The species in which the $N$ atom is in a state of $sp$ hybridization is :

• A. $NO^{+}_2$
• B. $NO^{-}_2$
• C. $NO^{-}_3$
• D. $NO_2$

Answer 1

The Correct Option is A

To determine the hybridization of the nitrogen atom in different species, we need to understand the underlying principles of hybridization.
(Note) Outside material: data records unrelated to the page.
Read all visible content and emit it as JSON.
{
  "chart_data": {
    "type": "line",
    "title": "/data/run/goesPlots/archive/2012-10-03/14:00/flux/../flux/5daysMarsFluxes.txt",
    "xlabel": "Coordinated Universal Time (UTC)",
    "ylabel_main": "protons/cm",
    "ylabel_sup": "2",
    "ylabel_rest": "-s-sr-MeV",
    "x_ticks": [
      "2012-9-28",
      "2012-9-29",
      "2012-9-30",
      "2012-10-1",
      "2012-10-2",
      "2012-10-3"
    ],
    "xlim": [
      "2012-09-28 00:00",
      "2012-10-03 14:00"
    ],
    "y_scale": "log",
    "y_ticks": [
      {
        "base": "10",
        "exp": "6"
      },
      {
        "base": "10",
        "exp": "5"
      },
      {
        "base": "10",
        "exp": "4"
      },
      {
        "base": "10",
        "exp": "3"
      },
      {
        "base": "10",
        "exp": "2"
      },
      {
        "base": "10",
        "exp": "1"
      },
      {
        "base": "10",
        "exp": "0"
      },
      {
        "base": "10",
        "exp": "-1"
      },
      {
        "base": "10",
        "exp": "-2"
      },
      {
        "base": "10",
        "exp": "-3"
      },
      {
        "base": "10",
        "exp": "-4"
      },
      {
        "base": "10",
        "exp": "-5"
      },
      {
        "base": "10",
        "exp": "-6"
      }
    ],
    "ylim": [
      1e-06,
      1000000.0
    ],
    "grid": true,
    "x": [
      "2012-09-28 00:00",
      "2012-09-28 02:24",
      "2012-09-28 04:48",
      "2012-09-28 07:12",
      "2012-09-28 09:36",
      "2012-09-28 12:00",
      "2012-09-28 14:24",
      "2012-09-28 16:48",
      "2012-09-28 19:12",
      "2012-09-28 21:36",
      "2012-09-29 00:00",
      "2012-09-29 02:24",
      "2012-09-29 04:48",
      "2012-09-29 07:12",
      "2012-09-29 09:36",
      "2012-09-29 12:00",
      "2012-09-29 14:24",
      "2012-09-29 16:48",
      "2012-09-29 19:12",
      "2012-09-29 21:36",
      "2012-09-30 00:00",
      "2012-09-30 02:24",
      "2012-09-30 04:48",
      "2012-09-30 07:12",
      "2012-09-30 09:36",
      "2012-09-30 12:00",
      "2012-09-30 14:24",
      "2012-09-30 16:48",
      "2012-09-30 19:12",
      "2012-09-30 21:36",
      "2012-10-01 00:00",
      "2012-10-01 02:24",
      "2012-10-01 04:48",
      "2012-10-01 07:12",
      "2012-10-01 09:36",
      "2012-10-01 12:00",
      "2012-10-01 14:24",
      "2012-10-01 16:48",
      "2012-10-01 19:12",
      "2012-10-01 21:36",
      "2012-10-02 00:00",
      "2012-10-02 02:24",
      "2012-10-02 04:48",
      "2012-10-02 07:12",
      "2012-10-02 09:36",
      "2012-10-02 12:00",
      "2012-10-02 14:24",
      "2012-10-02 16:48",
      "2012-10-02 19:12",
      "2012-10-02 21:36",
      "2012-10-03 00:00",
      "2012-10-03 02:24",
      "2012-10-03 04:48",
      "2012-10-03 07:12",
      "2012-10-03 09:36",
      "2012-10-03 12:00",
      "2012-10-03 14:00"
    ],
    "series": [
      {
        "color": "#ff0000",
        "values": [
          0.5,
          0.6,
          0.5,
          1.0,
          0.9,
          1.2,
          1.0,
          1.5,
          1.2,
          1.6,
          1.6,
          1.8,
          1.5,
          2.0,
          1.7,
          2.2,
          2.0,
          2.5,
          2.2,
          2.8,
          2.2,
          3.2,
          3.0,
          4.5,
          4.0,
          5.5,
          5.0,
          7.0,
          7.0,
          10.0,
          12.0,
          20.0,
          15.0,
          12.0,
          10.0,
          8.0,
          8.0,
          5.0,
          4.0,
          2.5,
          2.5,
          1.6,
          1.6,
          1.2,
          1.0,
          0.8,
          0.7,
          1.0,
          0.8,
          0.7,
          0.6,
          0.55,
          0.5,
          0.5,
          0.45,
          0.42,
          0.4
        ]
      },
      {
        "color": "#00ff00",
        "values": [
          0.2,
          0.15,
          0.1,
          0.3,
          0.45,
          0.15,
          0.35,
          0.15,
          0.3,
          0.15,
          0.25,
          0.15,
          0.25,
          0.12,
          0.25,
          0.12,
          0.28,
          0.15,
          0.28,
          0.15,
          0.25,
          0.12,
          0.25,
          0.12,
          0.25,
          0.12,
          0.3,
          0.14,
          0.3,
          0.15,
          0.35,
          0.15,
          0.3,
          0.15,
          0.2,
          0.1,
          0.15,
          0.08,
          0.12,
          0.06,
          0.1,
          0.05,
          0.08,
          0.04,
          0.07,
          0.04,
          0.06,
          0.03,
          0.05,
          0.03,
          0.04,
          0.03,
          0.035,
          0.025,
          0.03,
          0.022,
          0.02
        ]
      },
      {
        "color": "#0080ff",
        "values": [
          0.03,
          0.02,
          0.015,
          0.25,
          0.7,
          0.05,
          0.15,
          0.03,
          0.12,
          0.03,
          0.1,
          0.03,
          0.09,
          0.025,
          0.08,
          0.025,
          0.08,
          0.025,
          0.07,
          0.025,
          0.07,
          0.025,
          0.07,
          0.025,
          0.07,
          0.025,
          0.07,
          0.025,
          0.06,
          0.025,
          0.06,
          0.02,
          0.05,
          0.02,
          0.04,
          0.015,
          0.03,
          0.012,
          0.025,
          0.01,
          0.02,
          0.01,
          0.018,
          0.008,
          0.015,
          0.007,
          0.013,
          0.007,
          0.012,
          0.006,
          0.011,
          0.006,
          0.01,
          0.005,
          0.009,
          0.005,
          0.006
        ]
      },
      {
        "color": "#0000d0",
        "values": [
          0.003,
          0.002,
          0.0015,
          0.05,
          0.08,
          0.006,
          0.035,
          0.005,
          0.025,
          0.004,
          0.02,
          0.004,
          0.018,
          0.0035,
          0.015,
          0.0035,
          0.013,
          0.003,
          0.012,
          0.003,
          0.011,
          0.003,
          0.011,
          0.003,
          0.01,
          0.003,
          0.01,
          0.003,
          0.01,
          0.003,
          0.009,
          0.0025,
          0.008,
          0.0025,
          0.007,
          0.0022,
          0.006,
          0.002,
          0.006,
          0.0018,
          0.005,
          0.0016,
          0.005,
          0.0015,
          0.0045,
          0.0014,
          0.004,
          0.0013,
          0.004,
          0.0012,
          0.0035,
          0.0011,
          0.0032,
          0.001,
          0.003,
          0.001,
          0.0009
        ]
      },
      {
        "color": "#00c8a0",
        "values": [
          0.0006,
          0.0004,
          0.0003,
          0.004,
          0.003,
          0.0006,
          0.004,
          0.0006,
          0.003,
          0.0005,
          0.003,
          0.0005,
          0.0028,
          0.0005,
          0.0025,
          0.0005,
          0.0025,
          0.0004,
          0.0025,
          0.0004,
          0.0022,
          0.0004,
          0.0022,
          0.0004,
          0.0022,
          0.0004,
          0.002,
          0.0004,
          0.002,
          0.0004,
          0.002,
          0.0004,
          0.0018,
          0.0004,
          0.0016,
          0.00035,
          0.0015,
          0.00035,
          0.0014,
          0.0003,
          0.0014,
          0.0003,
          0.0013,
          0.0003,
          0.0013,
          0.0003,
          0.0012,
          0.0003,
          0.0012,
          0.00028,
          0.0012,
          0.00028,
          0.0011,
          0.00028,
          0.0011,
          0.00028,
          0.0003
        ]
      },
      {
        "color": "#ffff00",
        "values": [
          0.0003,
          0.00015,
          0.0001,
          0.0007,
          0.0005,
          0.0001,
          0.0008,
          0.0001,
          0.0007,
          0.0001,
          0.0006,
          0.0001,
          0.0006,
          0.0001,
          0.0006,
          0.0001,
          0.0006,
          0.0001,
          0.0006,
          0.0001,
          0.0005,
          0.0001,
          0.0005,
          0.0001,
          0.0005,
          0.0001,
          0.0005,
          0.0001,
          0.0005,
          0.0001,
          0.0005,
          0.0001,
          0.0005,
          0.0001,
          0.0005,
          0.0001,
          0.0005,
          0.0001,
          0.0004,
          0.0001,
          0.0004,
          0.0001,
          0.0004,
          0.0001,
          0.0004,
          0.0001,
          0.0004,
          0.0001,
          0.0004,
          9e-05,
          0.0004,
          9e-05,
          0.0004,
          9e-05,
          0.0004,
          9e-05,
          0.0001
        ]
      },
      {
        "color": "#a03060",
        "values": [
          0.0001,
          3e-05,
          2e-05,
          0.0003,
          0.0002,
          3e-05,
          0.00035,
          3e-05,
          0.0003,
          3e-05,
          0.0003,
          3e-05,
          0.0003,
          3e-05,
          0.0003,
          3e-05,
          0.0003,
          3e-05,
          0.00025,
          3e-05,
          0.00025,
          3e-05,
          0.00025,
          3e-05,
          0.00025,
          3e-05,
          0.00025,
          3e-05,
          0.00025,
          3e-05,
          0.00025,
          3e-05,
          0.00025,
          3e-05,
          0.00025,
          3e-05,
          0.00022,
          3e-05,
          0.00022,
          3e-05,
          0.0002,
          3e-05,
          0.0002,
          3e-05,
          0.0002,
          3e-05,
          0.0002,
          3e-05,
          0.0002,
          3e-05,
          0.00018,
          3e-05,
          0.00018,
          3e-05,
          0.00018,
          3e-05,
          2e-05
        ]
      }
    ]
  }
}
Hybridization involves the mixing of atomic orbitals to form new hybrid orbitals, which explain the molecular geometry of covalent compounds.

1. For the NO_2^+ species:
   • The total number of valence electrons for nitrogen is 5 and for each oxygen is 6. The positive charge indicates a loss of one electron.
   • Total electrons = \(5 + 2\times6 - 1 = 16\).
   • Nitrogen forms two sigma bonds with oxygen atoms and carries a positive charge without any lone pair, making the number of regions of electron density around the nitrogen atom 2.
   • This corresponds to sp hybridization, indicating a linear shape.
2. Ruling out other options:
   • For NO_2^-\: The nitrogen carries a lone pair along with sigma bonds, leading to sp^2 hybridization.
   • For NO_3^-\: The nitrogen atom in nitrate forms three equivalent bonds with oxygens and it has sp^2 hybridization due to resonance and three regions of electron density.
   • For NO_2: The nitrogen in nitrite has one lone pair and two bonds, which gives rise to sp^2 hybridization.

Thus, the nitrogen atom in NO_2^+ exhibits sp hybridization, making this the correct answer.